O fato ora vivido, com a rebelião na Casa de Detenção de São Paulo, era esperado e previsível, já que a mesma é considerada um barril de pólvora, há tempos. Talvez a grande parcela de culpa seja do próprio governo que amontoa as pessoas como animais enjaulados, por absoluta falta de espaço. Por que não enviá-los, como já foi dito nesta coluna, a seus estados de origem para cumprirem suas penas em paz; ou ainda em colônias agrícolas para produzirem como todo cidadão.
É de bom alvitre dizer que se são vítimas aquelas que morreram na chacina, não são menos vítimas as suas vítimas, aquelas que morreram, foram estupradas ou tiveram seus bens roubados, subjugadas sob a mira de uma arma.
A violência pela violência nunca foi a melhor terapia, mas contra a violência, pouco ou nada pode-se fazer, especialmente quando não se está preparado.
A sociedade está despreparada, a polícia também, somos todos vítimas de uma má administração, corroída ao longo de muitos anos, onde o problema da segurança é relegado ao segundo, terceiro ou quarto plano. Outras necessidades são atendidas e cada vez mais avoluma-se o número de vítimas. São famílias inteiras que são desgraçadas com a perda de seu chefe, de sua mãe, de um filho, de uma filha, são vítimas anônimas que choram escondidas, porque ninguém aparece para enxugar-lhes as lágrimas.
São comerciantes, industriais e outros profissionais que, do dia para a noite, veêm o seu patrimônio, construído ao longo de muitos anos, desaparecer como pó nas mãos de homens que também são vítimas de uma má distribuição de renda.
Hoje surge o grande problema, então todas as entidades do mundo se levantam. “É uma no cravo, outra na ferradura”, assim se manifestam os jornais no mundo com relação ao Brasil, ou seja, numa semana a mais legítima manifestação de civilização e lição para o primeiro mundo, com um banho de democracia; já na outra semana um verdadeiro massacre, com um banho de sangue. Será que seus países também não têm problemas?
Hoje não se ouve falar em outra coisa, senão em Direitos Humanos. A igreja, a OAB, os políticos, o Ministério da Justiça, a ONU, a OEA etc. etc, etc., com a rebelião da Casa de Detenção, exprimem, de forma contundente, os Direitos Humanos, mas é necessário que todos estejam preocupados com isso, sempre.

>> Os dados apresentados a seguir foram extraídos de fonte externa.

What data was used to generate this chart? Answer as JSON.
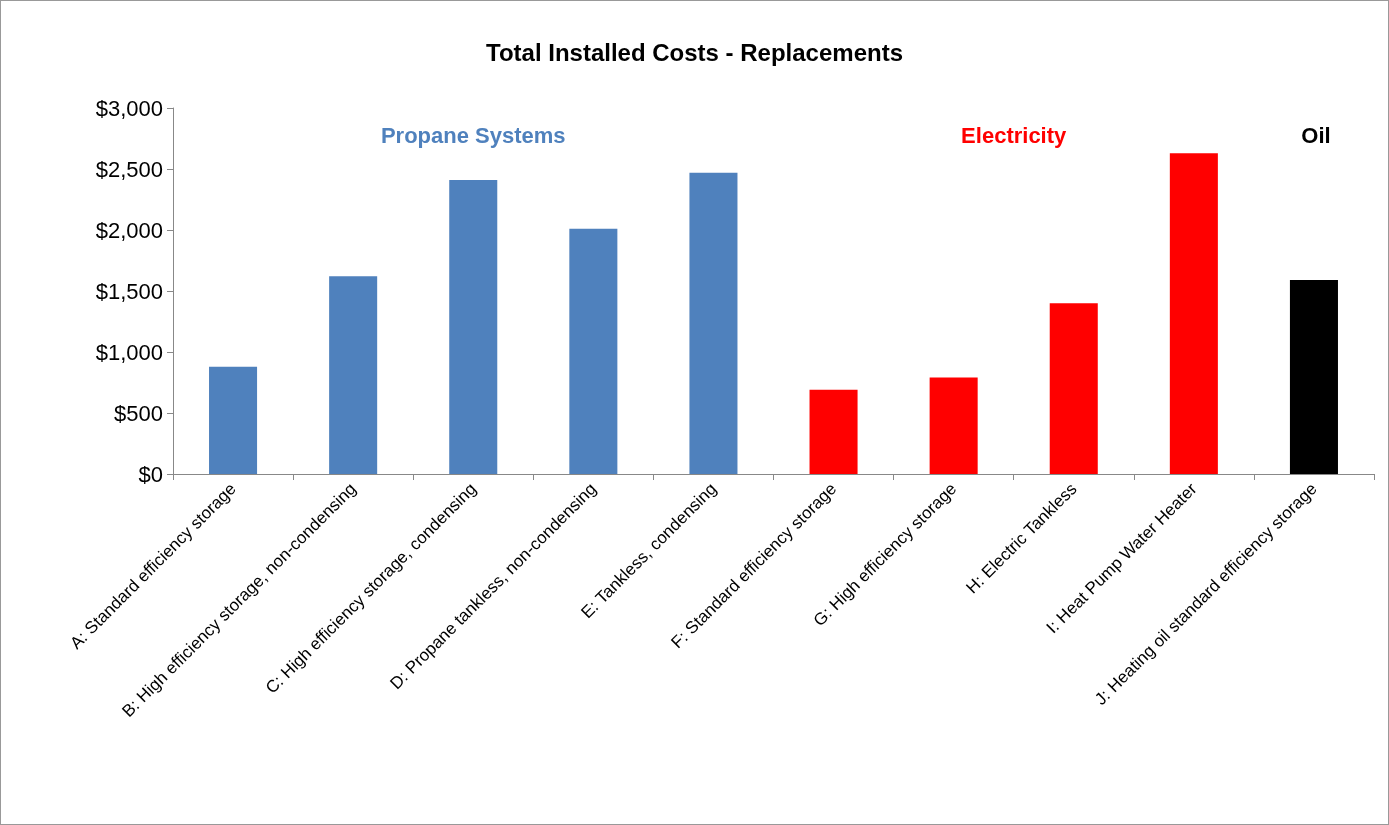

É necessária essa preocupação, mas desde que sejamos justos e honestos para com Deus e a Humanidade. Quando se defende os direitos de criminosos, não se pode esquecer dos direitos das vítimas. Aqueles que são feitos prisioneiros, no mínimo, atentaram contra a moral, a lei, a ordem e aos bons costumes, fazendo existir uma vítima, uma família enlutada ou alguém com a vida destruída, quem sabe uma jovem que sonhava uma existência repleta de felicidade.
A OAB propugna pela indenização às famílias dos presos mortos, com o que não se pode discutir, uma vez que o Estado deve indenizar pelos atos de seus prepostos. É princípio de Direito Civil, porém gostaríamos que a mesma OAB propugnasse pelos mesmos direitos de indenização daqueles que tiveram seus familiares mortos, feridos, mutilados e desgraçados pela ação daqueles que também foram vítimas de uma sociedade cruel.
E os Direitos Humanos dos policiais, muitas vezes mortos no cumprimento do dever, combatendo a marginalidade cada vez maior e mais armada? Não deveriam suas famílias serem indenizadas?
A Igreja, que tanto fala em Direitos Humanos, qual tem sido o seu papel face à violência que atinge as vítimas que ficam do lado de fora das prisões? E os políticos, que ao longo do tempo só se preocuparam com a política e suas satisfações pessoais, como ficam? Para eles e suas campanhas a chacina é, sem dúvida, um “prato cheio”.
Sem sombra de dúvidas, o ocorrido na Casa de Detenção deve servir como uma grande reflexão sobre o significado exato de Direitos Humanos, um tema que apaixona os políticos, e os religiosos, as organizações nacionais e internacionais etc, mas que é visto sempre com parcialidade e no calor dos acontecimentos.
O principal dos Direitos Humanos é o direito à vida com dignidade e isto o Estado não proporciona ao cidadão.
Fonte: Metrópole Policial – Ano I – N° V – Novembro/Dezembro - 1991
Publicado em: 2005-11-11 por RayCasales, última modificação em: 2005-11-23 por RayCasales(897 vizualização(ões))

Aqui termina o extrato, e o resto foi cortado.